通常の新入生よりも3年も早く入学したハンディがあるのだから、「B」でも十分立派な成績だといえるが、それでも「A+」や「A」を目指した彼の負けず嫌いな性格がよく表れている。
3年次、シーウェル・ライト教授の「生態遺伝学」の講義を受けたワトソンは、急速に「遺伝子」という言葉に関心をもつようになる。とくに彼は、1944年に発行されたダブリン大学の物理学者エルヴィン・シュレーディンガー【本連載第10回参照】の『生命とは何か』を読んで感銘を受け、大学院に進学して遺伝学を学ぶことを決意する。
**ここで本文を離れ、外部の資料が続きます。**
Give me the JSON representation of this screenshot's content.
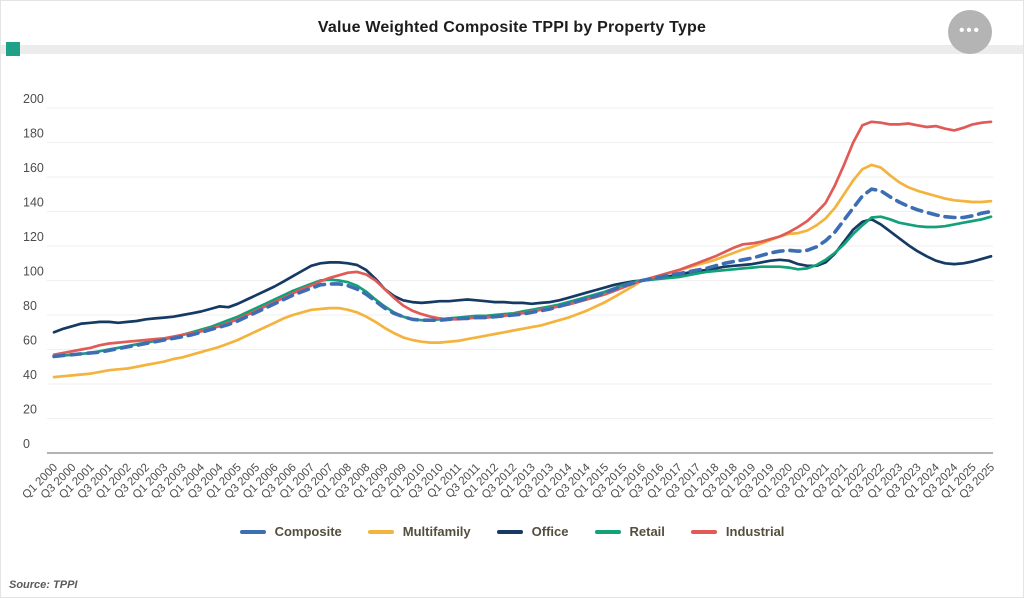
{
  "header": {
    "title": "Value Weighted Composite TPPI by Property Type",
    "menu_button": "more options"
  },
  "footer": {
    "source": "Source: TPPI"
  },
  "accent_color": "#1fa187",
  "chart_data": {
    "type": "line",
    "title": "Value Weighted Composite TPPI by Property Type",
    "xlabel": "",
    "ylabel": "",
    "ylim": [
      0,
      200
    ],
    "y_ticks": [
      0,
      20,
      40,
      60,
      80,
      100,
      120,
      140,
      160,
      180,
      200
    ],
    "grid": true,
    "legend_position": "bottom",
    "x_frequency": "quarterly",
    "x_first": "Q1 2000",
    "x_last": "Q3 2025",
    "x_tick_every": 2,
    "x_tick_labels": [
      "Q1 2000",
      "Q3 2000",
      "Q1 2001",
      "Q3 2001",
      "Q1 2002",
      "Q3 2002",
      "Q1 2003",
      "Q3 2003",
      "Q1 2004",
      "Q3 2004",
      "Q1 2005",
      "Q3 2005",
      "Q1 2006",
      "Q3 2006",
      "Q1 2007",
      "Q3 2007",
      "Q1 2008",
      "Q3 2008",
      "Q1 2009",
      "Q3 2009",
      "Q1 2010",
      "Q3 2010",
      "Q1 2011",
      "Q3 2011",
      "Q1 2012",
      "Q3 2012",
      "Q1 2013",
      "Q3 2013",
      "Q1 2014",
      "Q3 2014",
      "Q1 2015",
      "Q3 2015",
      "Q1 2016",
      "Q3 2016",
      "Q1 2017",
      "Q3 2017",
      "Q1 2018",
      "Q3 2018",
      "Q1 2019",
      "Q3 2019",
      "Q1 2020",
      "Q3 2020",
      "Q1 2021",
      "Q3 2021",
      "Q1 2022",
      "Q3 2022",
      "Q1 2023",
      "Q3 2023",
      "Q1 2024",
      "Q3 2024",
      "Q1 2025",
      "Q3 2025"
    ],
    "series": [
      {
        "name": "Composite",
        "color": "#3d6eb4",
        "style": "dashed",
        "values": [
          56,
          56.5,
          57,
          57.5,
          58,
          58.5,
          59.5,
          60.5,
          61.5,
          62.5,
          63.5,
          64.5,
          65.5,
          66.5,
          67.5,
          68.5,
          70,
          71.5,
          73,
          74.5,
          76.5,
          79,
          81.5,
          84,
          86.5,
          89,
          91.5,
          93.5,
          95.5,
          97.5,
          98,
          98,
          97,
          95,
          92,
          88,
          84,
          81,
          79,
          77.5,
          77,
          77,
          77,
          77.5,
          78,
          78,
          78.5,
          78.5,
          79,
          79.5,
          80,
          80.5,
          81.5,
          82.5,
          83.5,
          85,
          86.5,
          88,
          89.5,
          91,
          93,
          95,
          97,
          98.5,
          100,
          101,
          102,
          103,
          104,
          105,
          106,
          107,
          108.5,
          110,
          111,
          112,
          113,
          114.5,
          116,
          117,
          117.5,
          117,
          117.5,
          119.5,
          123,
          128,
          135,
          142,
          149,
          153,
          152,
          148.5,
          145.5,
          143,
          141,
          139.5,
          138,
          137,
          136.5,
          136.5,
          137.5,
          139,
          140
        ]
      },
      {
        "name": "Multifamily",
        "color": "#f3b33d",
        "style": "solid",
        "values": [
          44,
          44.5,
          45,
          45.5,
          46,
          47,
          48,
          48.5,
          49,
          50,
          51,
          52,
          53,
          54.5,
          55.5,
          57,
          58.5,
          60,
          61.5,
          63.5,
          65.5,
          68,
          70.5,
          73,
          75.5,
          78,
          80,
          81.5,
          83,
          83.5,
          84,
          84,
          83,
          81.5,
          79,
          76,
          72.5,
          69.5,
          67,
          65.5,
          64.5,
          64,
          64,
          64.5,
          65,
          66,
          67,
          68,
          69,
          70,
          71,
          72,
          73,
          74,
          75.5,
          77,
          78.5,
          80.5,
          82.5,
          85,
          87.5,
          90.5,
          93.5,
          96.5,
          100,
          101.5,
          103,
          104.5,
          106,
          107.5,
          109,
          110.5,
          112,
          114,
          116,
          118,
          119.5,
          121.5,
          123.5,
          125.5,
          127,
          127.5,
          129,
          132,
          136,
          142,
          150,
          158,
          164.5,
          167,
          165.5,
          161,
          157,
          154,
          152,
          150.5,
          149,
          147.5,
          146.5,
          146,
          145.5,
          145.5,
          146
        ]
      },
      {
        "name": "Office",
        "color": "#153a64",
        "style": "solid",
        "values": [
          70,
          72,
          73.5,
          75,
          75.5,
          76,
          76,
          75.5,
          76,
          76.5,
          77.5,
          78,
          78.5,
          79,
          80,
          81,
          82,
          83.5,
          85,
          84.5,
          86.5,
          89,
          91.5,
          94,
          96.5,
          99.5,
          102.5,
          105.5,
          108.5,
          110,
          110.5,
          110.5,
          110,
          109,
          106,
          101,
          95,
          91,
          88.5,
          87.5,
          87,
          87.5,
          88,
          88,
          88.5,
          89,
          88.5,
          88,
          87.5,
          87.5,
          87,
          87,
          86.5,
          87,
          87.5,
          88.5,
          90,
          91.5,
          93,
          94.5,
          96,
          97.5,
          98.5,
          99.5,
          100,
          100.5,
          101.5,
          102.5,
          103.5,
          104.5,
          105.5,
          106,
          107,
          108,
          108.5,
          109,
          109.5,
          110.5,
          111.5,
          112,
          111.5,
          109.5,
          108.5,
          108.5,
          110.5,
          115.5,
          122.5,
          129.5,
          134,
          135.5,
          132.5,
          128.5,
          124.5,
          120.5,
          117,
          114,
          111.5,
          110,
          109.5,
          110,
          111,
          112.5,
          114
        ]
      },
      {
        "name": "Retail",
        "color": "#13a178",
        "style": "solid",
        "values": [
          56,
          56.5,
          57,
          57.5,
          58,
          59,
          60,
          61,
          62,
          63,
          64,
          65,
          66,
          67,
          68.5,
          70,
          71.5,
          73,
          75,
          77,
          79,
          81.5,
          84,
          86.5,
          89,
          91.5,
          94,
          96,
          98,
          100,
          100.5,
          100,
          99,
          97,
          93.5,
          89,
          85,
          81.5,
          79,
          77.5,
          77,
          77,
          77.5,
          78,
          78.5,
          79,
          79.5,
          79.5,
          80,
          80.5,
          81,
          82,
          83,
          84,
          85,
          86,
          87.5,
          89,
          90.5,
          92,
          93.5,
          95.5,
          97.5,
          99,
          100,
          100.5,
          101,
          101.5,
          102,
          103,
          104,
          105,
          105.5,
          106,
          106.5,
          107,
          107.5,
          108,
          108,
          108,
          107.5,
          106.5,
          107,
          109,
          112,
          116,
          121,
          127,
          132,
          136.5,
          137,
          135.5,
          133.5,
          132.5,
          131.5,
          131,
          131,
          131.5,
          132.5,
          133.5,
          134.5,
          135.5,
          137
        ]
      },
      {
        "name": "Industrial",
        "color": "#e05a57",
        "style": "solid",
        "values": [
          57,
          58,
          59,
          60,
          61,
          62.5,
          63.5,
          64,
          64.5,
          65,
          65.5,
          66,
          66.5,
          67.5,
          68.5,
          69.5,
          70.5,
          72,
          73.5,
          75.5,
          77.5,
          80,
          82.5,
          85,
          87.5,
          90,
          92.5,
          95,
          97,
          99.5,
          101.5,
          103,
          104.5,
          105,
          103.5,
          100,
          95,
          90,
          85.5,
          82.5,
          80.5,
          79,
          78,
          77.5,
          77.5,
          78,
          78.5,
          78.5,
          79,
          79.5,
          80.5,
          81,
          82,
          83,
          84,
          85,
          86,
          87.5,
          89,
          90.5,
          92,
          94,
          96,
          98,
          100,
          101.5,
          103,
          104.5,
          106,
          108,
          110,
          112,
          114,
          116.5,
          119,
          121,
          121.5,
          122.5,
          124,
          125.5,
          128,
          131,
          134.5,
          139.5,
          145,
          155,
          167,
          180,
          190,
          192,
          191.5,
          190.5,
          190.5,
          191,
          190,
          189,
          189.5,
          188,
          187,
          188.5,
          190.5,
          191.5,
          192
        ]
      }
    ]
  }
}
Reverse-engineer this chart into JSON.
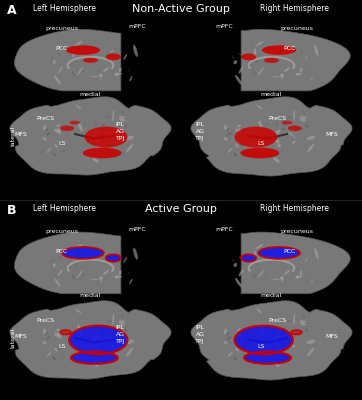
{
  "background_color": "#000000",
  "panel_A_title": "Non-Active Group",
  "panel_B_title": "Active Group",
  "panel_A_label": "A",
  "panel_B_label": "B",
  "left_hemi_label": "Left Hemisphere",
  "right_hemi_label": "Right Hemisphere",
  "medial_label": "medial",
  "lateral_label": "lateral",
  "overlay_color_A": "#cc0000",
  "overlay_color_B_fill": "#1010ee",
  "overlay_color_B_outline": "#cc0000",
  "text_color": "#ffffff",
  "brain_gray_base": "#888888",
  "brain_gray_dark": "#444444",
  "brain_gray_light": "#c0c0c0"
}
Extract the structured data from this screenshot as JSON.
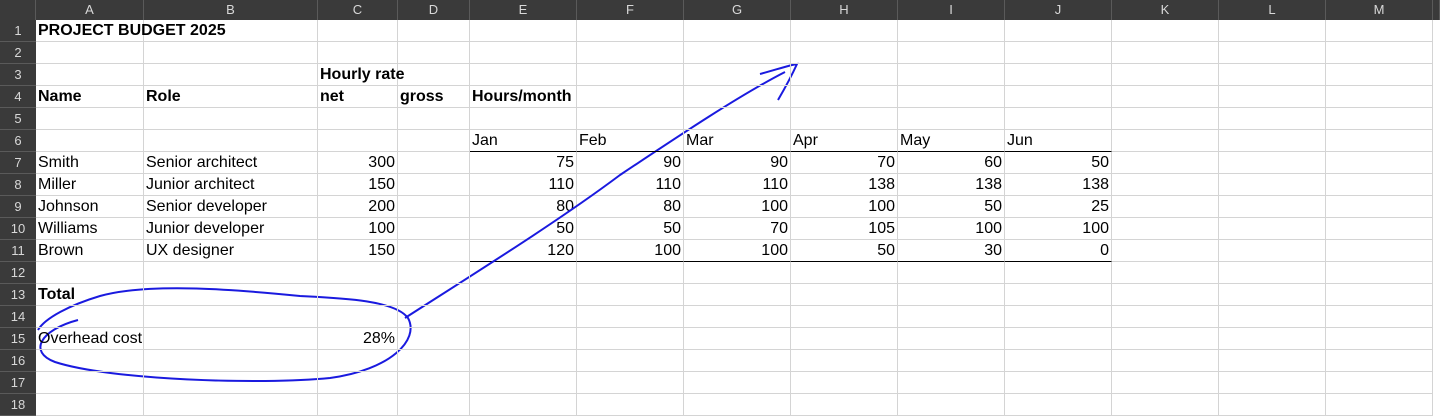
{
  "columns": [
    "A",
    "B",
    "C",
    "D",
    "E",
    "F",
    "G",
    "H",
    "I",
    "J",
    "K",
    "L",
    "M"
  ],
  "rows": [
    "1",
    "2",
    "3",
    "4",
    "5",
    "6",
    "7",
    "8",
    "9",
    "10",
    "11",
    "12",
    "13",
    "14",
    "15",
    "16",
    "17",
    "18"
  ],
  "cells": {
    "A1": "PROJECT BUDGET 2025",
    "C3": "Hourly rate",
    "A4": "Name",
    "B4": "Role",
    "C4": "net",
    "D4": "gross",
    "E4": "Hours/month",
    "E6": "Jan",
    "F6": "Feb",
    "G6": "Mar",
    "H6": "Apr",
    "I6": "May",
    "J6": "Jun",
    "A7": "Smith",
    "B7": "Senior architect",
    "C7": "300",
    "E7": "75",
    "F7": "90",
    "G7": "90",
    "H7": "70",
    "I7": "60",
    "J7": "50",
    "A8": "Miller",
    "B8": "Junior architect",
    "C8": "150",
    "E8": "110",
    "F8": "110",
    "G8": "110",
    "H8": "138",
    "I8": "138",
    "J8": "138",
    "A9": "Johnson",
    "B9": "Senior developer",
    "C9": "200",
    "E9": "80",
    "F9": "80",
    "G9": "100",
    "H9": "100",
    "I9": "50",
    "J9": "25",
    "A10": "Williams",
    "B10": "Junior developer",
    "C10": "100",
    "E10": "50",
    "F10": "50",
    "G10": "70",
    "H10": "105",
    "I10": "100",
    "J10": "100",
    "A11": "Brown",
    "B11": "UX designer",
    "C11": "150",
    "E11": "120",
    "F11": "100",
    "G11": "100",
    "H11": "50",
    "I11": "30",
    "J11": "0",
    "A13": "Total",
    "A15": "Overhead cost",
    "C15": "28%"
  },
  "styles": {
    "header_bg": "#3a3a3a",
    "header_text": "#d8d8d8",
    "gridline": "#d4d4d4",
    "annotation_color": "#1a1adf"
  },
  "annotation": {
    "type": "freehand",
    "description": "blue pen loop around Overhead cost row with arrow to the top-right"
  }
}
1947年春、19歳でシカゴ大学を卒業したワトソンは、ハーバード大学とカリフォルニア工科大学の大学院に入学願書を送ったが、どちらも不合格だった。
この2校に大学院に出願する大学生の成績は、最優秀の「A+」あるいは「A」ばかりが並んでいるのが普通だから、「B」が多かったワトソンは、志願した時点で振り落とされた可能性が高い。
結果的に、ワトソンはインディアナ大学大学院に進学することになるが、のちに彼はそれが「きわめて幸運なことだった」と述べている。というのは、インディアナ大学には1946年にノーベル医学・生理学賞を受賞したばかりのハーマン・マラー教授がいたからである。
マラーは、ショウジョウバエの雄にX線を照射すると、その影響が子孫に伝わることを立証し、遺伝子研究に新たな道を切り開いた分子生物学者である。
放射線によって突然変異を人為的に発生させて、それが子孫に伝わるということは、遺伝子に放射線被曝(ばく)損傷を与えたことを意味する。要するに、この実験結果によって、「遺伝子」が「放射線の影響を受ける物質」であることが明らかにされたわけである。
1950年5月、21歳のワトソンは、インディアナ大学より生物学の博士号を取得した。彼は、ニューヨーク州ロングアイランドにある民間非営利団体のコールド・スプリング・ハーバー研究所で研究を続け、奨学金を得て1951年9月、ケンブリッジ大学キャベンディッシュ研究所の研究員となった。